No Internal Security Boundaries / Access Controls
Many of the systems highlighted place all of their trust on a single security boundary between the system and the rest of the world, where the internal elements of the systems operate in a wide open trusted environment. The lack of strong internal boundaries between any of the subsystems is why the Jeep Cherokee was such an appealing target. Within systems are subsystems and each of these need to be defined by their roles and access controls need to be enforced on the interface for each subsystem. The infotainment system should never be able to impact critical vehicle operation – ever. Subsystems need to be protected locally to a degree that corresponds to the role and risk associated with that subsystem.

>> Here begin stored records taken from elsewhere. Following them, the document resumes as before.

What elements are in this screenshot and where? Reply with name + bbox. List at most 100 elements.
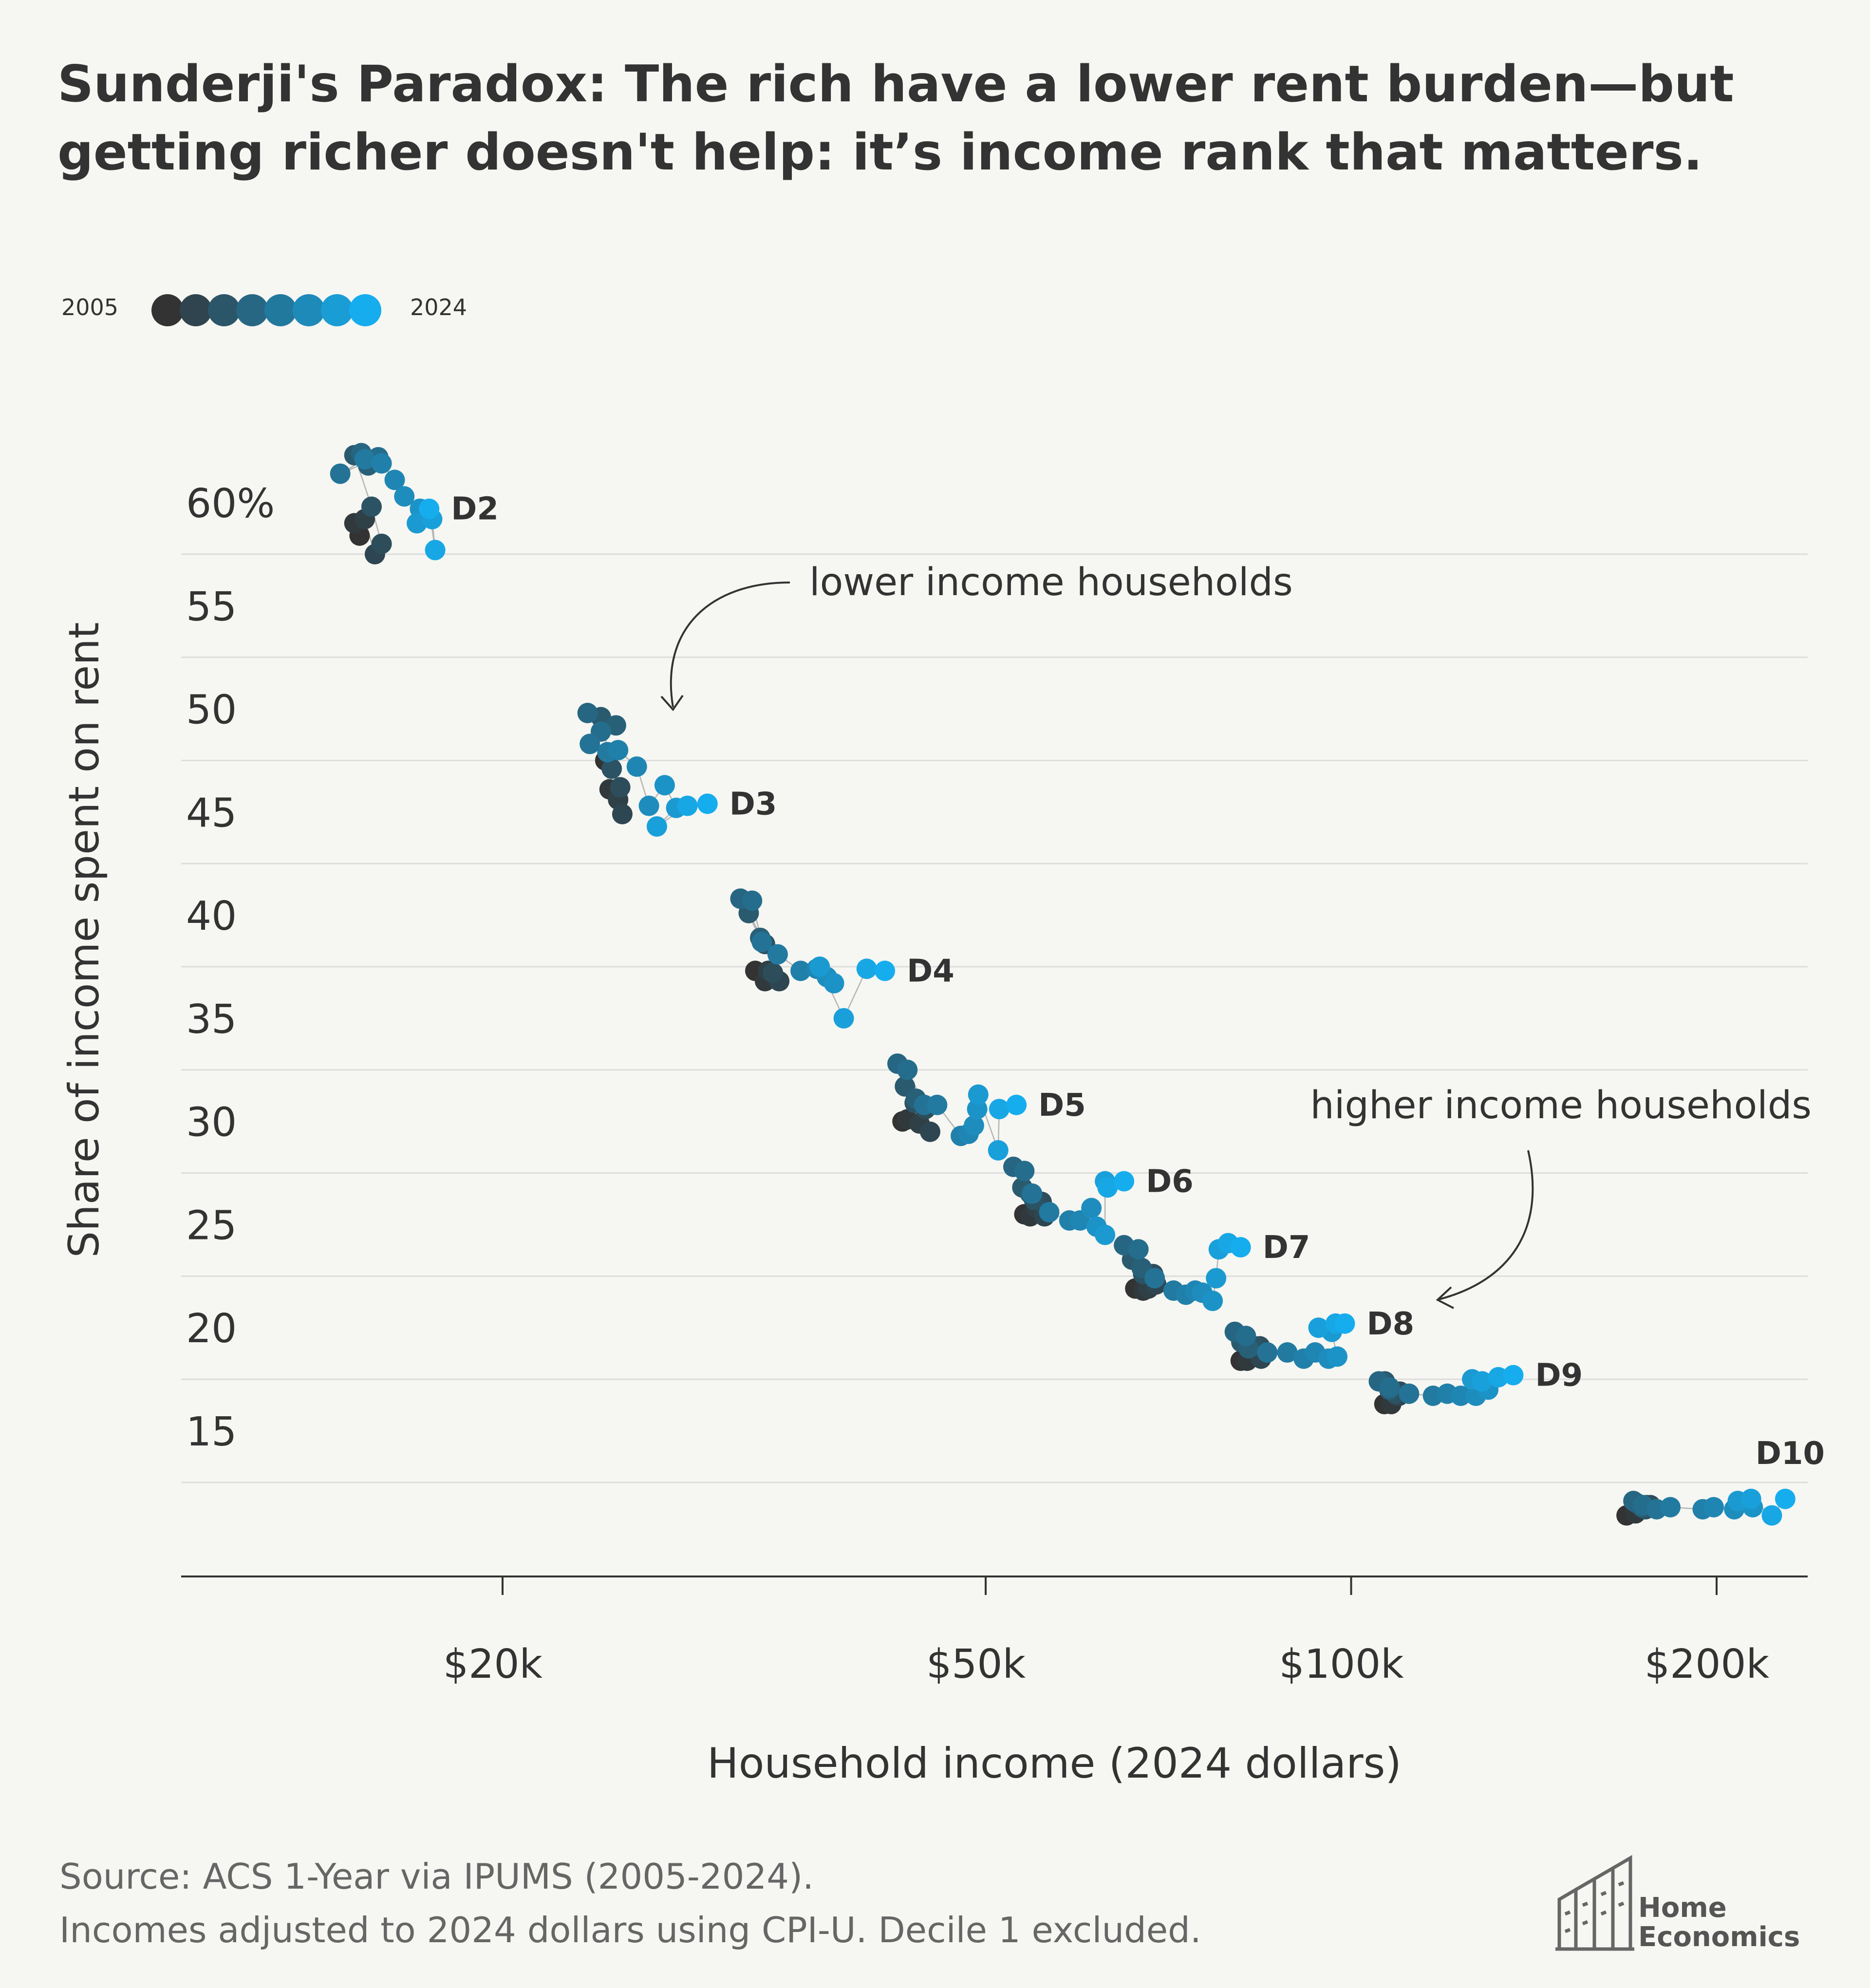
buildings-icon — [1555, 1855, 1634, 1951]
brand-line-1: Home — [1638, 1892, 1727, 1924]
series-label: D6 — [1146, 1163, 1194, 1200]
legend-dot — [349, 294, 381, 326]
x-axis-title: Household income (2024 dollars) — [707, 1739, 1402, 1788]
data-point — [1740, 1488, 1761, 1509]
data-point — [1235, 1326, 1256, 1347]
data-point — [355, 449, 375, 470]
data-point — [1202, 1291, 1223, 1312]
series-d6: D6 — [1003, 1156, 1194, 1245]
legend-dot — [151, 294, 184, 326]
y-tick-label: 20 — [186, 1306, 237, 1352]
series-label: D4 — [907, 953, 954, 989]
data-point — [1144, 1268, 1165, 1289]
annotation-lower-arrowhead — [660, 694, 684, 712]
series-d3: D3 — [577, 703, 777, 837]
data-point — [577, 703, 598, 724]
data-point — [1761, 1505, 1782, 1526]
data-point — [384, 469, 405, 490]
y-gridlines — [181, 553, 1808, 1483]
data-point — [1257, 1342, 1278, 1363]
y-tick-label: 15 — [186, 1409, 237, 1455]
data-point — [875, 960, 896, 981]
y-tick-label: 30 — [186, 1100, 237, 1146]
chart-title: Sunderji's Paradox: The rich have a lowe… — [57, 55, 1734, 182]
data-point — [1039, 1202, 1060, 1223]
legend-dot — [321, 294, 353, 326]
data-point — [809, 956, 830, 977]
y-tick-label: 25 — [186, 1202, 237, 1249]
data-point — [677, 795, 698, 816]
data-point — [1399, 1383, 1420, 1404]
legend-dot — [264, 294, 297, 326]
data-point — [371, 453, 392, 474]
data-point — [790, 960, 811, 981]
annotation-lower-income: lower income households — [660, 561, 1293, 712]
data-point — [927, 1094, 948, 1115]
series-label: D7 — [1263, 1230, 1310, 1266]
data-point — [1014, 1161, 1035, 1182]
y-axis-title: Share of income spent on rent — [60, 622, 109, 1258]
data-point — [919, 1121, 940, 1142]
y-tick-label: 50 — [186, 687, 237, 733]
data-point — [1308, 1317, 1329, 1338]
data-point — [1095, 1224, 1116, 1245]
y-tick-label: 40 — [186, 893, 237, 939]
data-point — [626, 756, 647, 777]
data-point — [654, 775, 675, 796]
data-point — [1379, 1377, 1400, 1398]
series-d7: D7 — [1114, 1230, 1310, 1312]
data-point — [394, 486, 415, 507]
data-point — [371, 533, 392, 554]
data-point — [1703, 1497, 1724, 1518]
data-point — [833, 1008, 854, 1029]
legend-dot — [180, 294, 212, 326]
x-tick-label: $200k — [1645, 1641, 1770, 1688]
y-tick-label: 35 — [186, 996, 237, 1043]
legend-dot — [208, 294, 240, 326]
data-point — [1660, 1497, 1681, 1518]
year-color-legend: 2005 2024 — [61, 294, 467, 326]
data-point — [1472, 1371, 1493, 1392]
title-line-1: Sunderji's Paradox: The rich have a lowe… — [57, 55, 1734, 113]
data-point — [763, 962, 784, 983]
data-point — [856, 958, 877, 979]
data-point — [897, 1059, 918, 1080]
brand-logo: Home Economics — [1555, 1855, 1800, 1953]
annotation-higher-arrowhead — [1436, 1286, 1454, 1309]
data-point — [823, 973, 844, 994]
data-point — [697, 793, 718, 814]
data-point — [1206, 1268, 1227, 1289]
data-point — [1334, 1313, 1355, 1334]
data-point — [1327, 1346, 1348, 1367]
series-label: D9 — [1535, 1358, 1583, 1394]
series-label: D10 — [1756, 1436, 1825, 1472]
series-label: D5 — [1038, 1088, 1086, 1124]
data-point — [1230, 1237, 1251, 1258]
data-point — [968, 1084, 989, 1105]
data-point — [646, 816, 667, 837]
annotation-higher-income: higher income households — [1310, 1084, 1812, 1309]
data-point — [638, 795, 659, 816]
series-d5: D5 — [887, 1053, 1086, 1161]
data-point — [330, 463, 351, 484]
data-point — [1488, 1367, 1509, 1388]
legend-dot — [236, 294, 268, 326]
y-tick-label: 55 — [186, 584, 237, 630]
data-point — [1022, 1183, 1043, 1204]
adjustment-note: Incomes adjusted to 2024 dollars using C… — [59, 1910, 1201, 1950]
data-point — [1097, 1177, 1118, 1198]
series-d2: D2 — [330, 443, 499, 564]
data-point — [1128, 1239, 1149, 1260]
data-point — [988, 1140, 1009, 1161]
title-line-2: getting richer doesn't help: it’s income… — [57, 123, 1702, 182]
series-d10: D10 — [1616, 1436, 1825, 1526]
data-point — [601, 758, 622, 779]
data-point — [963, 1115, 984, 1136]
data-point — [361, 496, 382, 517]
series-label: D3 — [729, 786, 777, 822]
data-point — [612, 804, 633, 825]
series-d9: D9 — [1368, 1358, 1583, 1414]
data-point — [742, 890, 763, 911]
data-point — [989, 1099, 1010, 1120]
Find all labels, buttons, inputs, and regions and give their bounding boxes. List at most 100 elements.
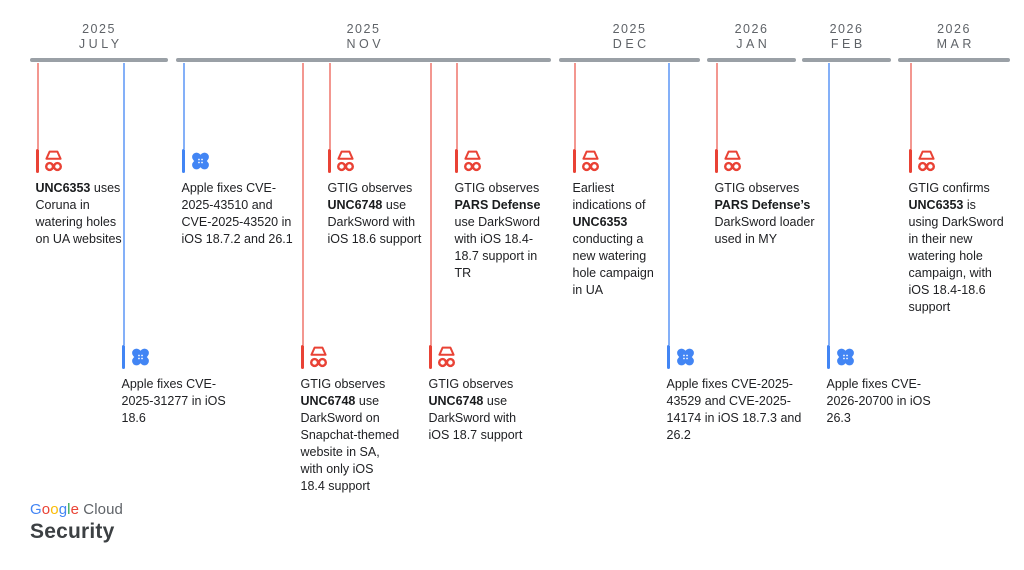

Non Digitally Signed Firmware / Embedded Credentials
Many embedded systems allow for end user firmware updates, and these firmware updates are often distributed on the Internet. There are functional bugs, security bugs and emergent security vulnerabilities that need to be mitigated or the device can become a liability. This approach to updating has the advantage that users can proactively ensure that their systems are up to date with minimal overhead effort on the part of the product vendor.
It also allows for attackers to dissect the firmware, identify any interesting vulnerabilities and often extract built in credentials. In addition, if the update process does not require / enforce code signing, it allows for the attacker to modify the firmware to more easily compromise the system. By requiring that firmware updates be digitally signed, this prevents any attacker from installing some modified or custom firmware that provides they attacker privileged access to further compromise the device or the network it is part of. Firmware updates need to require digital signatures, and not include embedded credentials.
As more and more devices evolve into smart interconnected devices, there will be more and more compromises that have increasing levels of risk to to life and property. As the examples above show, many of these will be due to ignorance and arrogance on the part of some companies. Knowledge and awareness of the risks associated with embedded networked devices is critical to minimizing the risks in your systems.